Adagio is designed to facilitate workflow execution across a fleet of agents via an API known as the control plane.
What is a workflow?
graph LR; a --> c; a --> d; b --> d; b --> f; c --> e; d --> e; e --> g; f --> g; a(("✓")); b(("✓")); c(("✓")); d(("✗")); e(("...")); f(("✓")); g(("...")); style a fill:#0f0, stroke:#000; style b fill:#0f0, stroke:#000; style c fill:#0f0, stroke:#000; style d fill:#f00, stroke:#000; style e fill:#fff, stroke:#000; style f fill:#0f0, stroke:#000; style g fill:#fff, stroke:#000;
A workflow is a set of instructions for work defined in a graph structure. In particular a directed acyclic-graph. Meaning there are no cycles between nodes (vertices). This ensures a topological sort can be performed on the workflow in order to plan and execute the order of work.
The workflow graph is serialized and sent to the control plane to be executed. The definitions for the graph model are defined using protobuf and can be
found within the
pkg/adagio Go package in this project.
Each node (vertex) in the graph can be thought of as a single function call. The function has a signature defined within the specification of a node along
with arguments encoded as metadata.
Alongside this; a node can be further defined with automatic recovery instructions in the form of a number of retries for a specific error or failure condition. This allows for recovery to be performed automatically by the agents deployed.
What is a node?
graph LR; a(("f(args)")); b(("...")); a --> b; style a fill:#fff, stroke:#000; style b fill:#fff, stroke:#fff;
A node at its core is a specification of work. The node definition contains a type called the node spec as its first property. This node specification contains the function to be called, the metadata associated (arguments) and any retry specifications. Alongside this specification there are some runtime properties which record the result conclusion and output of each execution attempt, the creation and finish times, along with any inputs fed in from dependent nodes.
What is an agent?
An agent is a single thread of execution which attempts to claim, execute and report on a single node at a time.

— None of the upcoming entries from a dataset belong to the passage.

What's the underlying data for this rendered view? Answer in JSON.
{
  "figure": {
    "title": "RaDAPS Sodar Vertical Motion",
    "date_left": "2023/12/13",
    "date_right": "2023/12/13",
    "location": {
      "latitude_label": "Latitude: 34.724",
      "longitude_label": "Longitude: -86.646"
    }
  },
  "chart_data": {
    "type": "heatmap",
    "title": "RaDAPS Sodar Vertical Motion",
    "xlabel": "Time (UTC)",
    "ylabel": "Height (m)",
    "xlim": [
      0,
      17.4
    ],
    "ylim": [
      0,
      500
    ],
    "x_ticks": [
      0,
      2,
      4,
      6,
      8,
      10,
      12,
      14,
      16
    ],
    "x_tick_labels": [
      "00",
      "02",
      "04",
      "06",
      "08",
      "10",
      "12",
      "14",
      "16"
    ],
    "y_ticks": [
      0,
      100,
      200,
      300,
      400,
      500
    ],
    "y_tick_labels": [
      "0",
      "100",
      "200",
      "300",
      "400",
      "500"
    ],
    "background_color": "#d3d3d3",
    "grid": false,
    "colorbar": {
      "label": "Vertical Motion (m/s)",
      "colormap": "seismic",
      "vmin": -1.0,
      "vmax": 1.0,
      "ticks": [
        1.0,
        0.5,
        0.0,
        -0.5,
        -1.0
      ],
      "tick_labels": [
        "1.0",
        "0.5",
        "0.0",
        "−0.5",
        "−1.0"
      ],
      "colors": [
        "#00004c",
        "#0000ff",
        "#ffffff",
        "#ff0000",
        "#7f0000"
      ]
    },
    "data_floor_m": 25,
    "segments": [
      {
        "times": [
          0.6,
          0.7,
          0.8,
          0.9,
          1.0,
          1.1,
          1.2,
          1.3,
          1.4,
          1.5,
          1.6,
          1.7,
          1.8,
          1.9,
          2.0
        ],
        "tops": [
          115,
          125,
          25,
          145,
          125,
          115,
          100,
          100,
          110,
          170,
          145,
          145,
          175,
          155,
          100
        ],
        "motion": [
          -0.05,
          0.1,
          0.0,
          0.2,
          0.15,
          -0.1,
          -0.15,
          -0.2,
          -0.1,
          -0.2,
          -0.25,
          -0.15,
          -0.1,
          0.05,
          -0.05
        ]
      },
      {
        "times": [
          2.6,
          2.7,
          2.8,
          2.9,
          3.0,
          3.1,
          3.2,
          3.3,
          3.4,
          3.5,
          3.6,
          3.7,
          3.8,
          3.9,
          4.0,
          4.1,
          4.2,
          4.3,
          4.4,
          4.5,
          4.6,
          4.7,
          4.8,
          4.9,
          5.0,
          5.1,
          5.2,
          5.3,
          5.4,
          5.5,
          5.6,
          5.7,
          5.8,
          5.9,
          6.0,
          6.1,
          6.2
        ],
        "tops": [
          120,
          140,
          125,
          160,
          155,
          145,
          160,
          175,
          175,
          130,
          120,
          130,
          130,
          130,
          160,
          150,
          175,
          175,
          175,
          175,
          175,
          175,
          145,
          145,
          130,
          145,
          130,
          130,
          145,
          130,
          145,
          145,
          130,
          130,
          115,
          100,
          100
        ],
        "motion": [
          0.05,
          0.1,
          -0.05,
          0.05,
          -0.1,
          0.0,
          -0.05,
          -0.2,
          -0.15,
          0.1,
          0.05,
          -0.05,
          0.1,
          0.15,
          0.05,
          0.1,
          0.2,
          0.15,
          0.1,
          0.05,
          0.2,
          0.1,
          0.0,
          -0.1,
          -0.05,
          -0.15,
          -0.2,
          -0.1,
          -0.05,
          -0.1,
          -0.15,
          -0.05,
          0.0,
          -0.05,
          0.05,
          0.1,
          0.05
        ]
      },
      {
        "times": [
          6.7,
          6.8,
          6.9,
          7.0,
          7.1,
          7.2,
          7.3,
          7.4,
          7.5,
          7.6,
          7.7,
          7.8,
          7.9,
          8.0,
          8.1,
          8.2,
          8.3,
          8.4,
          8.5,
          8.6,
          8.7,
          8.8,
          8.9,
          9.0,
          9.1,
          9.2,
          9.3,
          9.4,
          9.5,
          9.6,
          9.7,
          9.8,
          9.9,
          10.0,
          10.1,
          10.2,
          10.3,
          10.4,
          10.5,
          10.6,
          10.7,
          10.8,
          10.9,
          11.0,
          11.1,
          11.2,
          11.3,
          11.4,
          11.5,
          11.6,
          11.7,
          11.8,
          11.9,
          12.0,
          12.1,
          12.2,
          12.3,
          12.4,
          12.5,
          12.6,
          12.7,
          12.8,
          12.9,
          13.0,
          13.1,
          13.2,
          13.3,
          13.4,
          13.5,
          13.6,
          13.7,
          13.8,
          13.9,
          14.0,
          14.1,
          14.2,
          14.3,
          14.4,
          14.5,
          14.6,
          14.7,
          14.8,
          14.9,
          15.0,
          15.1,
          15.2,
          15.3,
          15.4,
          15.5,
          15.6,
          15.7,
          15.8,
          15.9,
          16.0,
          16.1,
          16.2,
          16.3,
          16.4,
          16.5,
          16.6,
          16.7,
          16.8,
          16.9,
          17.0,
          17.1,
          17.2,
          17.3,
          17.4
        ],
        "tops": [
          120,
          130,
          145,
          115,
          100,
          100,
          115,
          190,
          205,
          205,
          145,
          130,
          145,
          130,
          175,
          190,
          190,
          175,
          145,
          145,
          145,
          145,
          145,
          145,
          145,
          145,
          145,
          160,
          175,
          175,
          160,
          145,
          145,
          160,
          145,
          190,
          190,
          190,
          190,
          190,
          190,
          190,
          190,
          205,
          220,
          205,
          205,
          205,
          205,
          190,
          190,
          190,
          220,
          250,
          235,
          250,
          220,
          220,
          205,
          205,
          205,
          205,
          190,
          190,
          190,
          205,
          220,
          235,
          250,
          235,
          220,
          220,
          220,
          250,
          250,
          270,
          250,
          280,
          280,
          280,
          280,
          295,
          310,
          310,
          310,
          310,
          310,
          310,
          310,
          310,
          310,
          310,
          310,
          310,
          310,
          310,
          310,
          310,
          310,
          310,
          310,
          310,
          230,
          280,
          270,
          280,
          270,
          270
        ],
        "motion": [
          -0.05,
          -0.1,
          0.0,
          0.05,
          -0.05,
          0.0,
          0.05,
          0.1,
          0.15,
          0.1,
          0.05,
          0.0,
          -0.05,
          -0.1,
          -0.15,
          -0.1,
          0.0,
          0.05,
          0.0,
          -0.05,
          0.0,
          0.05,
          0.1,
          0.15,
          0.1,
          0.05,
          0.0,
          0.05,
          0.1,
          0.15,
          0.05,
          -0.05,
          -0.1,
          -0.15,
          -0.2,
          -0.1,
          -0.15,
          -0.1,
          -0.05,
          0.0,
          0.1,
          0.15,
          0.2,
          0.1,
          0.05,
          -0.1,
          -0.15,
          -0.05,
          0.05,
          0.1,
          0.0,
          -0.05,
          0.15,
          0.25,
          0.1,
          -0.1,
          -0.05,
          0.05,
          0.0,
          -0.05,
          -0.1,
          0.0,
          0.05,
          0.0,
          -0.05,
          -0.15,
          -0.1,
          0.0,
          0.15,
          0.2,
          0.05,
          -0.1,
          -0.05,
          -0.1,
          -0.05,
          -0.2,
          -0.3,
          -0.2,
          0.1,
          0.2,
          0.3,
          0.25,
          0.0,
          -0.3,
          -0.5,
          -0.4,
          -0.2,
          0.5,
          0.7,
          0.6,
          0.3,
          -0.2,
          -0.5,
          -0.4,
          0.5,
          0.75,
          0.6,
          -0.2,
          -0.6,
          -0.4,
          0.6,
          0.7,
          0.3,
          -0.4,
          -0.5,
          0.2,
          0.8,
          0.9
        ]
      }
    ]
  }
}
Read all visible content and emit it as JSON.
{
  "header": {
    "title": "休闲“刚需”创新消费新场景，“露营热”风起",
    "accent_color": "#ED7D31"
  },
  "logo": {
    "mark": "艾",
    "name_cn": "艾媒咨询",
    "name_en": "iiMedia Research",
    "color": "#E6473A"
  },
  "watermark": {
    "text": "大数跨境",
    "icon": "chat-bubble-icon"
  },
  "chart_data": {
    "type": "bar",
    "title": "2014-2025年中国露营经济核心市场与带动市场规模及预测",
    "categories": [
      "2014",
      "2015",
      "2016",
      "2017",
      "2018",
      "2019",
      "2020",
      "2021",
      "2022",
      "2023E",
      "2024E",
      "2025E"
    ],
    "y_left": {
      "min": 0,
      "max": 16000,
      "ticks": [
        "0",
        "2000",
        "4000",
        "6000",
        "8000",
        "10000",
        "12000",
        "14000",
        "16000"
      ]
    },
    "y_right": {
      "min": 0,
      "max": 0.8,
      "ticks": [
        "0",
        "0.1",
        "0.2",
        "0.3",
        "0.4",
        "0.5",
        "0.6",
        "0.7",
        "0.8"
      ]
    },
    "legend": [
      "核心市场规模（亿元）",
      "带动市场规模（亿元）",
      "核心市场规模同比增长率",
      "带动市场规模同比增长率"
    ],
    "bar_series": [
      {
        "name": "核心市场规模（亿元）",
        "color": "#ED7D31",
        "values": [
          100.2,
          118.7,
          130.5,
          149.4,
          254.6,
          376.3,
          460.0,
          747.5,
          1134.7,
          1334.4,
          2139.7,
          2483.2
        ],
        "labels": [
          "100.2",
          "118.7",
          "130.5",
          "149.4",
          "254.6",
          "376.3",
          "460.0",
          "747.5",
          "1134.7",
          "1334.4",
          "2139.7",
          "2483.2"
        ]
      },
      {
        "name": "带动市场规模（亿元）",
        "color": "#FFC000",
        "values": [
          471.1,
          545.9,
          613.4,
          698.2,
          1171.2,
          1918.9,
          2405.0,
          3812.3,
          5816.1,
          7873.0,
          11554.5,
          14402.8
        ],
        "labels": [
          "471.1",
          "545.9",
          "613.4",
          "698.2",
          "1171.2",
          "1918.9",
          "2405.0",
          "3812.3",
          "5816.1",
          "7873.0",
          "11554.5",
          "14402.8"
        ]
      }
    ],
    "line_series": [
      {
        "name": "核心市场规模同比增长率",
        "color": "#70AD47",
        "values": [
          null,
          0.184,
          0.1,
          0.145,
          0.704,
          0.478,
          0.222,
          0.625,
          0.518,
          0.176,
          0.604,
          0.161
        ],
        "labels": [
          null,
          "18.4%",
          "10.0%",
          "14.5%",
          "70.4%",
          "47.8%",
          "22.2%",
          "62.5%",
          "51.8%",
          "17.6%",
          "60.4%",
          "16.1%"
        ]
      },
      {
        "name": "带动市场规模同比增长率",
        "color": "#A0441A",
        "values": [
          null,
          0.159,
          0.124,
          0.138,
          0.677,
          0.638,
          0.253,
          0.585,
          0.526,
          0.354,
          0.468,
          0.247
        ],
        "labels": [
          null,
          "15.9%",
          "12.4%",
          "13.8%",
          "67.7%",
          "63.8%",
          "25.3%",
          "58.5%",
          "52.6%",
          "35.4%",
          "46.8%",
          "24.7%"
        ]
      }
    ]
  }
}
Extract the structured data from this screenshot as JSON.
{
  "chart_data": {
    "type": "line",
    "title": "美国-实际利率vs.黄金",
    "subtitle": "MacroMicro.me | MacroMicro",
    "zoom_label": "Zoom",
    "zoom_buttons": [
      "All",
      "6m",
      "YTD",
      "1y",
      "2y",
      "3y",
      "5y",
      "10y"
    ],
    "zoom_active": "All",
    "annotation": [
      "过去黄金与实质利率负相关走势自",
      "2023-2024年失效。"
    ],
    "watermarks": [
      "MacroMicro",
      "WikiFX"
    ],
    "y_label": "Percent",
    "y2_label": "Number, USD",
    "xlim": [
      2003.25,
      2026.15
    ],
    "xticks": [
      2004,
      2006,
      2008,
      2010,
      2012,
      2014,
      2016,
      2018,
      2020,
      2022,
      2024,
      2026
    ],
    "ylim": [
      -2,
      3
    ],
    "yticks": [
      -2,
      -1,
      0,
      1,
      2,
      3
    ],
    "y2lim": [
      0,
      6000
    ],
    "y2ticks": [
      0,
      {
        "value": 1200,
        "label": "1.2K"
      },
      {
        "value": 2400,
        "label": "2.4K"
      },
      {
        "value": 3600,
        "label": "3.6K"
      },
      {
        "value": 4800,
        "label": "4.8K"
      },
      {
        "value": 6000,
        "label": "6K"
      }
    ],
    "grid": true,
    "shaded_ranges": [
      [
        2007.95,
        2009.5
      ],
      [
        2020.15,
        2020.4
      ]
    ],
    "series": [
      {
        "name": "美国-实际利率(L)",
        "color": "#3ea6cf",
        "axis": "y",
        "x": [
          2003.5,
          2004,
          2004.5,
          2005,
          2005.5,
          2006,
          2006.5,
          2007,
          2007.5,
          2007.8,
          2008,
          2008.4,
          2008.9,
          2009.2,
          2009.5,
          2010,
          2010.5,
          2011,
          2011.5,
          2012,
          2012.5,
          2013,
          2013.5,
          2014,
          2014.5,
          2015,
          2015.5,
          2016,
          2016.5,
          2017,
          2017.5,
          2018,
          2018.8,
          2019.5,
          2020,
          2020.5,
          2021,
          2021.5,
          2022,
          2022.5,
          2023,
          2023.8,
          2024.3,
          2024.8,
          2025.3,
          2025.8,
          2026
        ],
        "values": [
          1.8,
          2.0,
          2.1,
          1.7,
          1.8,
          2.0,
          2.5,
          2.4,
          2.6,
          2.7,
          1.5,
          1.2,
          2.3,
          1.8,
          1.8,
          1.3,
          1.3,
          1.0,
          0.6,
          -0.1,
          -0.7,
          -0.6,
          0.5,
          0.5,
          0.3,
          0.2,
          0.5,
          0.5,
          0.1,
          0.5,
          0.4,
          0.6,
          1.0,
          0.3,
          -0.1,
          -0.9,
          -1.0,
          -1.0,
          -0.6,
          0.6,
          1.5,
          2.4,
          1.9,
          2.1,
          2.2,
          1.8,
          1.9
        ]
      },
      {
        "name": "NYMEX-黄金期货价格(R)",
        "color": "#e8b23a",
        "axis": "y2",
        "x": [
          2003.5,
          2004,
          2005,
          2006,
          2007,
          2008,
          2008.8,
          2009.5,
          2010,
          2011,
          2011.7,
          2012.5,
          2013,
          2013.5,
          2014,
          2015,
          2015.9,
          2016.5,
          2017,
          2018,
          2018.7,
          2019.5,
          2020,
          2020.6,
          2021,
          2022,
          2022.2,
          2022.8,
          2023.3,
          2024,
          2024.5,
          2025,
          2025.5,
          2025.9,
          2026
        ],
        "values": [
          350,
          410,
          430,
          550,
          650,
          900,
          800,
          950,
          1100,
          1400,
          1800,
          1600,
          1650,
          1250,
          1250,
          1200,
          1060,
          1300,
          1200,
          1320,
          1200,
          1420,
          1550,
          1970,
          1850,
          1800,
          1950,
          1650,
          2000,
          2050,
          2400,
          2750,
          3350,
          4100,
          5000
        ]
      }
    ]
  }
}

One process could spawn multiple agents e.g. in separate go routines. This can be achieved using the
an agent count of two or more.
When a workflow is instantiated (started) it becomes known as a run. Workers are notified of the nodes within the workflow run. In particular, they are notified of the ready nodes. Initially these are the nodes within the graph with no inbound edges.
graph LR; a(("ready")); b(("ready")); c(("not ready")); a --> c; b --> c; style a fill:#fff, stroke:#000; style b fill:#fff, stroke:#000; style c fill:#fff, stroke:#000;
A node becomes ready once all nodes which feed into it are completed with a successful conclusion. Agents consume nodes, not workflow runs. This allows for execution of a workflow to be distributed across multiple agents.
An agent will only claim nodes which it can execute. This is decided based on the nodes specification runtime property. If the agent has a function definition associated for the runtime it can execute it. Given this is the case it attempts to make a claim.
Only one agent can successfully make a claim for a node. This is how we ensure nodes are executed by only one worker at a time. Once the work has been performed the result is recorded, the graph state is updated in the database and any newly ready nodes are communicated with listening agents.
When an agent holds a claim on a node it must reported back a heartbeat while it performs execution.
A failure to do so will cause all agents to be notified of an orphaned node. An orphaned node will
be reclaimed by another agent and the result of execution be recorded as an error.
Given the node specifies a number of retries on the
error condition the node may be moved back into the
ready state to be claimed again. This is how fail-over can be configured in the event an agent becomes “unhealthy”.
We recommend functions be idempotent in order to be retried safely.
Agents are built to facilitate your workflow needs and are the concern of operators and function providers.
Control Plane API
What is the control plane API?
The control plane is the entry point to get work done. It exposes a number of API actions to instantiate (start) workflows as runs, list existing runs in the system, list available agents (for introspection purposes), inspect individual runs or just to get high level statistics on the overall counts of runs, nodes and their states within the cluster.
The control plane API is designed to serve your cluster consumers who need to execute workflows. It needs to be operated, but is intended to be simple to deploy and monitor.